Przypominamy, że papier rozkłada się 2-4 tygodnie, skórka od pomarańczy – 6 miesięcy, karton po mleku – 5 lat, puszka 100 lat, opona samochodowa 300 lat, plastikowa butelka – 450 lat, a sztuczna choinka i styropianowy kubek – nie rozkładają się wcale.
– Śmieć śmieciowi nie jest równy. Jedne zanieczyszczają glebę czy wodę, a inne są śmiertelnym zagrożeniem dla zwierząt. Bywały przypadki, że dzikie zwierzę padło po zjedzeniu plastikowego worka, w którym zawinięta była żywność. Innym razem młody lis nie zdołał wyciągnąć głowy z plastikowego pojemnika, z którego chciał napić się wody – opowiada Plonus.
Przypominamy więc, że śmieci są śmiertelnym zagrożeniem dla zwierząt.

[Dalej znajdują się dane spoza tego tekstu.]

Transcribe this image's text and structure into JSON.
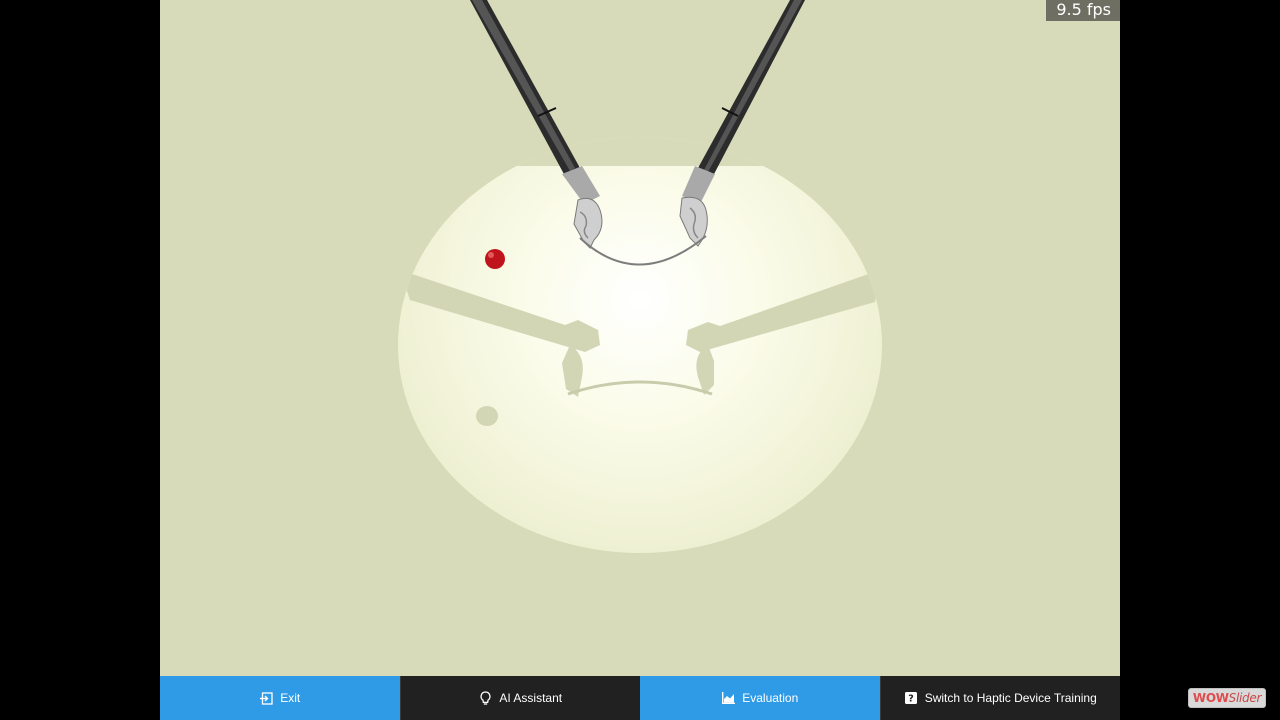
{
  "viewport": {
    "fps_label": "9.5 fps",
    "background_color": "#d7dbb9",
    "marker_color": "#c0141c"
  },
  "toolbar": {
    "buttons": [
      {
        "label": "Exit",
        "icon": "exit-icon",
        "style": "primary"
      },
      {
        "label": "AI Assistant",
        "icon": "lightbulb-icon",
        "style": "dark"
      },
      {
        "label": "Evaluation",
        "icon": "chart-icon",
        "style": "primary"
      },
      {
        "label": "Switch to Haptic Device Training",
        "icon": "help-icon",
        "style": "dark"
      }
    ]
  },
  "watermark": {
    "part1": "WOW",
    "part2": "Slider"
  }
}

Mogą przyczynić się do powstawania pożaru, powodują skażenie wód, w tym wody pitnej, uwalniają do atmosfery trujące substancje, sprzyjają rozwojowi bakterii i niebezpiecznych grzybów, szpecą krajobraz, ale też dają niezbyt pochlebne świadectwo o okolicznych mieszkańcach.
Za zaśmiecanie lasu grozi kara do 5 tys. zł. – W drobnych sprawach winowajca może zostać ukarany mandatem do 500 zł. Jeżeli mamy do czynienia z zaśmiecaniem lasu na większą skalę, na przykład sprawca wylał ścieki do lasu, wtedy sprawa trafia do sądu – informuje przedstawiciel Nadleśnictwa Gdańsk.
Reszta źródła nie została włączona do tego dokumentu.